Certains d’entre eux qui prêchaient pour le statu quo, ont dû se raviser pour rentrer dans les rangs et intégrer la nouvelle dynamique. Si l’on retient les Fcbe dans cette catégorie, il est notable que d’avoir intégré cette dynamique leur sourit en définitive, car à défaut d’avoir obtenu des sièges aux dernières législatives, les voilà réconfortés avec des élus locaux et, pompon sur le bonnet, même des mairies à diriger. Et pas des moindres.
Quid de l’état d’esprit sur le landerneau politique en général ? Tous les acteurs politiques ont-ils intégré les changements consubstantiels aux nouvelles dispositions qui régissent le microcosme politique ? À l’épreuve de ce qu’il faut considérer comme des failles des nouveaux textes, un mauvais état d’esprit que les nouvelles dispositions sont censées corriger s’est, à nouveau, exprimé lors de l’élection des maires qui s’est déroulée sur fond de chantage, de marchandage, surtout d’indiscipline, des pratiques condamnables, et qui ne devraient plus avoir droit de cité. Mais non ! Chassez le naturel, il revient en politique au galop avec les appétits et ambitions qui s’aiguisent et s’expriment aux dépens des idéaux, en portant entorse à la vertu et la discipline de groupe que sous-tendent les nouvelles règles politiques. Il a fallu donc légiférer à nouveau, pour colmater les brèches que certains esprits malins ont tôt fait d’exploiter.

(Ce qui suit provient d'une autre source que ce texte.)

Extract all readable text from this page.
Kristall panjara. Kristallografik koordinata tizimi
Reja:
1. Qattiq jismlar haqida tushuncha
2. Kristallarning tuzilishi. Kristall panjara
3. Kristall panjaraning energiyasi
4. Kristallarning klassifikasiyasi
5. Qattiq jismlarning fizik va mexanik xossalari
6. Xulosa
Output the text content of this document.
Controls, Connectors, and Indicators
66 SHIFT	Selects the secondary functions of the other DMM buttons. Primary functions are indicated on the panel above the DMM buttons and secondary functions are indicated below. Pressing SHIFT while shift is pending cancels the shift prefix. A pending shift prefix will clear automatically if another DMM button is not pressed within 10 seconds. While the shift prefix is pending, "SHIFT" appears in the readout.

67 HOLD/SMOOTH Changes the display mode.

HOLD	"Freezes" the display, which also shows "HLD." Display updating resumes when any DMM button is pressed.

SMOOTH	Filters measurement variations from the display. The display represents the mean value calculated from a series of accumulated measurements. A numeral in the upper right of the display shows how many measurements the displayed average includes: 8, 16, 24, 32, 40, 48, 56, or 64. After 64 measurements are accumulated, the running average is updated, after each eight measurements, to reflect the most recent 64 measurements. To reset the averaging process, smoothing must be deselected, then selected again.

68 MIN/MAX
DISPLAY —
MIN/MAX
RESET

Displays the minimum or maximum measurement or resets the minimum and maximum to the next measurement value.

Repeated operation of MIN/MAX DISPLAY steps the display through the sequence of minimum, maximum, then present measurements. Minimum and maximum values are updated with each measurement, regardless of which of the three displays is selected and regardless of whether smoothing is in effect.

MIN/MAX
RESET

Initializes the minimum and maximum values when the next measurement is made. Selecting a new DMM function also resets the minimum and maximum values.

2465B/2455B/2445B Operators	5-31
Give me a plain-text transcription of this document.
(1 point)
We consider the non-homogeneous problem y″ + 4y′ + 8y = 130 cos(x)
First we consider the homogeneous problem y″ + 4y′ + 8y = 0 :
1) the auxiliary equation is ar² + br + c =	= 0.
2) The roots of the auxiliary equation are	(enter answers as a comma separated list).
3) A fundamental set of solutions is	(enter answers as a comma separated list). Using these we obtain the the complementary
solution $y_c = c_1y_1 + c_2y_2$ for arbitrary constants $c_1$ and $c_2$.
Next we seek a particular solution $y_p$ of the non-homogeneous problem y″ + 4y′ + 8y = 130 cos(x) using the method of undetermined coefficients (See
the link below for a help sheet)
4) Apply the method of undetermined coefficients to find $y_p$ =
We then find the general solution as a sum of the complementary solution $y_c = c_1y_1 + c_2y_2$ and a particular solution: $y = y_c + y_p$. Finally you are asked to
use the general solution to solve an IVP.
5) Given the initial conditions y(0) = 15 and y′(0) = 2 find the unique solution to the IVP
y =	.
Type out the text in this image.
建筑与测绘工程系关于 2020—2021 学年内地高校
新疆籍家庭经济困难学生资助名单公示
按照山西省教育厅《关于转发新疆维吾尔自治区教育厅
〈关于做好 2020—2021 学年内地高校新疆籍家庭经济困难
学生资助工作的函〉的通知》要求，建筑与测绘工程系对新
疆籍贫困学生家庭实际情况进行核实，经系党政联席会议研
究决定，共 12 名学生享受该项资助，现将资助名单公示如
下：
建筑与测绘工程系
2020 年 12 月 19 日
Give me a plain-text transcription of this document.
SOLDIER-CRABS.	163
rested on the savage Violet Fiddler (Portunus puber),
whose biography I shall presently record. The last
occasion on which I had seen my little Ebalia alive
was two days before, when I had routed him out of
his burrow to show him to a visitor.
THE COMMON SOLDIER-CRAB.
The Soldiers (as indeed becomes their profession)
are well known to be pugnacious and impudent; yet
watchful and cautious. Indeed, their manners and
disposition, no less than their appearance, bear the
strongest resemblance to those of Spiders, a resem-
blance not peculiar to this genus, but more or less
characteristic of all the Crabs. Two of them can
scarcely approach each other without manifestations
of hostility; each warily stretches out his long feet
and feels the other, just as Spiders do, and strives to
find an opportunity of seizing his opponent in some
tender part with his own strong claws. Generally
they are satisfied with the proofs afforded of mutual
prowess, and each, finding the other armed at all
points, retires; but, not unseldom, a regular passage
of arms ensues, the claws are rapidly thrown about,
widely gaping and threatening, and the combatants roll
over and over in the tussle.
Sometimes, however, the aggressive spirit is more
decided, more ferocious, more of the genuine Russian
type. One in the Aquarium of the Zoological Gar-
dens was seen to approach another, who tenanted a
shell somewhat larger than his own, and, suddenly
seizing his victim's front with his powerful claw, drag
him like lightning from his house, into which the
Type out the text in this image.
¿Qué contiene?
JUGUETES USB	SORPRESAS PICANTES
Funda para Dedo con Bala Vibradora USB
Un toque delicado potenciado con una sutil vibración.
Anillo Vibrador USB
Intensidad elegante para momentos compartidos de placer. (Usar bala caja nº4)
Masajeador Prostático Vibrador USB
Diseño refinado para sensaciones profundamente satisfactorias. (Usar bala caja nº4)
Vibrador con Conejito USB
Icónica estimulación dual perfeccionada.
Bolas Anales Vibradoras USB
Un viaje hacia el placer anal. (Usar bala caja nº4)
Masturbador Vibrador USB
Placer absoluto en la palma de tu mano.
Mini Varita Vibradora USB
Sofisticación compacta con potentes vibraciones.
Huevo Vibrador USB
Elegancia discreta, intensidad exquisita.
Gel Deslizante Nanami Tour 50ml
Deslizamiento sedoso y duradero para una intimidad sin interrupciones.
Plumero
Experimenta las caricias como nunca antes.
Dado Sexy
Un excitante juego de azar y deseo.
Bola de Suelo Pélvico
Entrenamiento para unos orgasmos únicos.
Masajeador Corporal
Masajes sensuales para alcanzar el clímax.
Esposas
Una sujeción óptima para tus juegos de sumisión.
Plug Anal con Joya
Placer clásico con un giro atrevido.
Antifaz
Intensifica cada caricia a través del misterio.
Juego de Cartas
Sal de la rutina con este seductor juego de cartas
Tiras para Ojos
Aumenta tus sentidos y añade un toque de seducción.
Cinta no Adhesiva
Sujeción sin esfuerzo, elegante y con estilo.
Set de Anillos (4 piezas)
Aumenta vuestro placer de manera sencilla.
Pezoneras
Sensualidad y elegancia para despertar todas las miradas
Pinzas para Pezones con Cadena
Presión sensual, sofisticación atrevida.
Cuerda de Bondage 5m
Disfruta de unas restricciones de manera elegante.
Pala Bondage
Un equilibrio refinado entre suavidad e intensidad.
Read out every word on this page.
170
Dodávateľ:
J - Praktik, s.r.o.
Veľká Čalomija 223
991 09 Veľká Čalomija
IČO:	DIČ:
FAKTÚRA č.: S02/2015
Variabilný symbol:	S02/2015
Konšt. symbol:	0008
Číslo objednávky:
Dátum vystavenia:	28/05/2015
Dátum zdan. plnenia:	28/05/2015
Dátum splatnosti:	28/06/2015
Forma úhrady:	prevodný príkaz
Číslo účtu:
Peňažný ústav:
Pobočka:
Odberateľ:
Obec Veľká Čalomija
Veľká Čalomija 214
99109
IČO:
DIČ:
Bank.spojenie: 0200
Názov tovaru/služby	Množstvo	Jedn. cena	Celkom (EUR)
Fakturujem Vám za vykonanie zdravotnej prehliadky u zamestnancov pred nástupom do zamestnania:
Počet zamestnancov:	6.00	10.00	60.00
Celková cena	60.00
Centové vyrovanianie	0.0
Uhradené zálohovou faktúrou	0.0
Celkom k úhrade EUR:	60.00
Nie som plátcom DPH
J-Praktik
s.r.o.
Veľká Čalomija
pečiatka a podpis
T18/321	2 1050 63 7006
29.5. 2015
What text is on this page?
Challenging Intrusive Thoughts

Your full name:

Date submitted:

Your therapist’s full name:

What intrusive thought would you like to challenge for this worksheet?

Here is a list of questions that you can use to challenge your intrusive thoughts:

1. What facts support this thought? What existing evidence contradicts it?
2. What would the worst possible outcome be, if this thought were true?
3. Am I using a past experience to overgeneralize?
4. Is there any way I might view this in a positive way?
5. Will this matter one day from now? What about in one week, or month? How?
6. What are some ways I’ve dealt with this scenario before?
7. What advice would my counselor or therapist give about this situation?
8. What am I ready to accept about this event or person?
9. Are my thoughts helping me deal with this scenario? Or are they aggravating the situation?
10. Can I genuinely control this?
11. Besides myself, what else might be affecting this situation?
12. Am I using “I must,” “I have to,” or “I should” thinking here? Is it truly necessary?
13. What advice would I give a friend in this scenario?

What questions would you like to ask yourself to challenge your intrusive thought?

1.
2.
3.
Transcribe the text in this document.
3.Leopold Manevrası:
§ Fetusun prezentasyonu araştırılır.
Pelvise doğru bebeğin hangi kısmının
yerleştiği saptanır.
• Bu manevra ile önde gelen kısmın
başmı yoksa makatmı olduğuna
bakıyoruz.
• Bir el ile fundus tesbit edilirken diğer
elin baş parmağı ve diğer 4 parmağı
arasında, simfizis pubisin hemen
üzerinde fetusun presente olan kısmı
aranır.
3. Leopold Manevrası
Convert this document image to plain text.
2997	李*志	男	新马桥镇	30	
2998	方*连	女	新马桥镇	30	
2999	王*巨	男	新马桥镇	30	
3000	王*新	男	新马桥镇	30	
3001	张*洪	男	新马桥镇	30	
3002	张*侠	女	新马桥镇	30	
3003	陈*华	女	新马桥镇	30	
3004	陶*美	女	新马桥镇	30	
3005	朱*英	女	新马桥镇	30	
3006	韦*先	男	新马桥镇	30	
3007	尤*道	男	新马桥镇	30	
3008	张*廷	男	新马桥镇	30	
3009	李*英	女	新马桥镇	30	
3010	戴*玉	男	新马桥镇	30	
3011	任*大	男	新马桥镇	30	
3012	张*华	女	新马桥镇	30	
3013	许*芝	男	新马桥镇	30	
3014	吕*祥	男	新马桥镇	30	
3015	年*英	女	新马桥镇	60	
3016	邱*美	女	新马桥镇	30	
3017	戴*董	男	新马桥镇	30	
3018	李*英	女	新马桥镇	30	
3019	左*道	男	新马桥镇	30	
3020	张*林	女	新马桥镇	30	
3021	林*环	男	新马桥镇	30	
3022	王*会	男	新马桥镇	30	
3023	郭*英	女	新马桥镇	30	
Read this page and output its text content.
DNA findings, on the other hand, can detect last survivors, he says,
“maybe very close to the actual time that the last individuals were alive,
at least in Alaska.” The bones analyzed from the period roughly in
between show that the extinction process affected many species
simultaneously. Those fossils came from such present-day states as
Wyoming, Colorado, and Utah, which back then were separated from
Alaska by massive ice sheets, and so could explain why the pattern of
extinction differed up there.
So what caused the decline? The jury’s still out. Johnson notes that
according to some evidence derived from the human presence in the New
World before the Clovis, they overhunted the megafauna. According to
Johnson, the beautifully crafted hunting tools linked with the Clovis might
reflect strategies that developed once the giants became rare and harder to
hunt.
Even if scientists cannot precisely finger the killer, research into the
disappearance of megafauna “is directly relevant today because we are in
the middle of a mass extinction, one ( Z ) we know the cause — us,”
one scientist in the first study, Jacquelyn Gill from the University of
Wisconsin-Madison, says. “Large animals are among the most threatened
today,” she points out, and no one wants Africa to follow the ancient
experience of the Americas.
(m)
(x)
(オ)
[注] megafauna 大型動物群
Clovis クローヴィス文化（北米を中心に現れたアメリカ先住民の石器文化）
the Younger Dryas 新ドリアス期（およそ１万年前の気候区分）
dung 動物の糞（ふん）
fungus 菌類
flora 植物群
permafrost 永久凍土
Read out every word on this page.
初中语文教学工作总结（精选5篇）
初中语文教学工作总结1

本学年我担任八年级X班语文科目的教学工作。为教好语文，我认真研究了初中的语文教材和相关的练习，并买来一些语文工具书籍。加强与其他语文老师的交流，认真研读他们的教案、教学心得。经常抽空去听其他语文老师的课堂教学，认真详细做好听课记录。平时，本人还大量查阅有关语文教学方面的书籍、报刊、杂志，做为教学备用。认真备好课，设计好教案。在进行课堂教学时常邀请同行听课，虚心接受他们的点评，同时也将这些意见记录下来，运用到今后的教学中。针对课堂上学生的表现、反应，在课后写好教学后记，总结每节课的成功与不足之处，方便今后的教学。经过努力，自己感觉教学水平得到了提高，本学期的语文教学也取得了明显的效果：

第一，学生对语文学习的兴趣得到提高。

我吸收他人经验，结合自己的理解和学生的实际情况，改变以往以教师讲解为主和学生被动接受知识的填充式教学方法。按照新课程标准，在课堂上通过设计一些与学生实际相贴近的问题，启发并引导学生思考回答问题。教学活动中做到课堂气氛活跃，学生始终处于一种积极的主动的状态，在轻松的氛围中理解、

C’est du moins le sens qu’il convient de donner à la loi complétive et interprétative prise par les députés en procédure d’urgence pour régler la question du choix des maires et adjoints au maire, choix devenu problématique, il faut en convenir, une fois les élections terminées et que l’heure de désigner les dirigeants communaux a sonné. Un phénomène devenu vite viral, à la surprise générale, et qui donne raison à ce penseur qui soutient qu’il y a la loi mais aussi l’esprit de la loi. Un autre philosophe a vu juste aussi en disant que les lois sont ce qu’elles sont, c’est-à-dire ce que les hommes veulent bien en faire. Le Bénin vient de faire l’expérimentation de ces théories. Expérience heureuse, car elle aura permis de relever et de corriger les imperfections d’une loi progressiste mise à mal par quelques esprits malins. Que serait notre civilisation sans des lois pour l’encadrer ? La réponse vient de nous être fournie par l’évolution connue par l’élection des maires. Il aura suffi d’une loi qui vient compléter le code électoral et l’expliciter pour que le yoyo cesse, pour que l’anarchie observée prenne fin. Comme quoi, on n’arrête pas le progrès.